Yeah, not supporting them definitely simplifies things.

>> If the hook is enough, I guess there are three ways we can go:
>> (1) Add hooks for both targets, with similar functionality.  This means
>>     a certain amount of cut-&-paste but also allows for more specific
>>     error messages.
>
> I think this would be OK.  I took a quick look at your patch.  I'm a
> little surprised that you can't support alignof on a vector type, I
> would think that depends on the base type for the vector, but maybe
> this is a difference between SVE and RVV, or maybe I just haven't
> gotten far enough to find the problem yet.  Otherwise it looks like
> this would also work for the RVV support.

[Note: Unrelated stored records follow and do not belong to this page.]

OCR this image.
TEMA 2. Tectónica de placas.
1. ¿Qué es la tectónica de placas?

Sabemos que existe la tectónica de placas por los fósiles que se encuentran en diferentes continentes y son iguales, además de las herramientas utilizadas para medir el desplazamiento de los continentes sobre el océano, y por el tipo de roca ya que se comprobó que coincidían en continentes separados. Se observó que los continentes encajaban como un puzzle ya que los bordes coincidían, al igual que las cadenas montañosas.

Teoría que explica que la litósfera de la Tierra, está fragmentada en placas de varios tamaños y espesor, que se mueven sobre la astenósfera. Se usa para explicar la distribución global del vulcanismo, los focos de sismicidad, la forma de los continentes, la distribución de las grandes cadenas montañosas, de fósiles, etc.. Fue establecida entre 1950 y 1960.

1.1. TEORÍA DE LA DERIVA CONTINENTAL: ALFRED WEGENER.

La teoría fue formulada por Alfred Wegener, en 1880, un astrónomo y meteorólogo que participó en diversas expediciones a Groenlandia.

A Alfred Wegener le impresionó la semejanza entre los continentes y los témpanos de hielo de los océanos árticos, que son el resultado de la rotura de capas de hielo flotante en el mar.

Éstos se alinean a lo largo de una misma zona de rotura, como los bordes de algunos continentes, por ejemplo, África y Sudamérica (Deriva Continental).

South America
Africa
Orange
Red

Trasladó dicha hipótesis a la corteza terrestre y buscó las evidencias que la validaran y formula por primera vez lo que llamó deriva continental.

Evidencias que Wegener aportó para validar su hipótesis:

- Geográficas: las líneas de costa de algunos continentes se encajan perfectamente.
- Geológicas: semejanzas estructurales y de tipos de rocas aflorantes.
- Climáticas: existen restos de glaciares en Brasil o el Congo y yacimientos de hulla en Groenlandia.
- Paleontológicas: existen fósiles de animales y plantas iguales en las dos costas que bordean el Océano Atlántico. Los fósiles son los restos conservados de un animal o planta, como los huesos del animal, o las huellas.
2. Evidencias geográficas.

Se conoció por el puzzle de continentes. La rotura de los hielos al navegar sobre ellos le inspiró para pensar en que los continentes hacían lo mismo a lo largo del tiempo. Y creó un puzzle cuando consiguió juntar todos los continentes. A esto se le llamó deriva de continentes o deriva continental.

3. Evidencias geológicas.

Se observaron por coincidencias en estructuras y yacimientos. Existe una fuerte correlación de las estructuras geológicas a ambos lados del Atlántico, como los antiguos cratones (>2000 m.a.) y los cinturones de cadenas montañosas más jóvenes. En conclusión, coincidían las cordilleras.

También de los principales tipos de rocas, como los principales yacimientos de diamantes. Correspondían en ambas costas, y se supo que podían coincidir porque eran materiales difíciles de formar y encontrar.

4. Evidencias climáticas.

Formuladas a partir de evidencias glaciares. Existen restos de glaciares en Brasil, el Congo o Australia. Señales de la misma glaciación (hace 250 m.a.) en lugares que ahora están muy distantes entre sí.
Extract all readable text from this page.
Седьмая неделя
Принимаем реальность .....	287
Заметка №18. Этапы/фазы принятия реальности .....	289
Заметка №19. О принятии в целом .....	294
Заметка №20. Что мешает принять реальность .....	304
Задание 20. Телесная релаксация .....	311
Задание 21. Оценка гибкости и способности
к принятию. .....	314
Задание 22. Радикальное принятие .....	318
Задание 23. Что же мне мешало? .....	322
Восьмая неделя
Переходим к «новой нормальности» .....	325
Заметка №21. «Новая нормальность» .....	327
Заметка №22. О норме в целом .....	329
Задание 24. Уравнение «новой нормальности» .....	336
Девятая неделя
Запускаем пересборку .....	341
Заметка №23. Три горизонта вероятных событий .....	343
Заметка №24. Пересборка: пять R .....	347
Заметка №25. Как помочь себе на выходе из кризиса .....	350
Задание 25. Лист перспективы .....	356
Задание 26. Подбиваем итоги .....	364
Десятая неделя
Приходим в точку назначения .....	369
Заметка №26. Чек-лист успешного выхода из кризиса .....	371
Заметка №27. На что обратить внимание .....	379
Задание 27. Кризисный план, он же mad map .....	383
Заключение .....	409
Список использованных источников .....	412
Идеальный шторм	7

OK, great.  I'll post the corresponding C++ patch in time for
end of stage 1.

The justification for forbidding alignof is perhaps weaker than
the rest.  The ABI alignment is 2 bytes for SVE predicates and 16 bytes
for SVE vectors, so it would certainly be possible for alignof to say that.
But alignof belongs to the same category of layout queries as sizeof
and (for aggregates) offsetof.  So it seemed more consistent to forbid
alignof too, especially if we do ever support user-defined sizeless
aggregates in future.

We could always relax this later if there turns out to be a specific
benefit.  The worry is that moving the other way would be harder.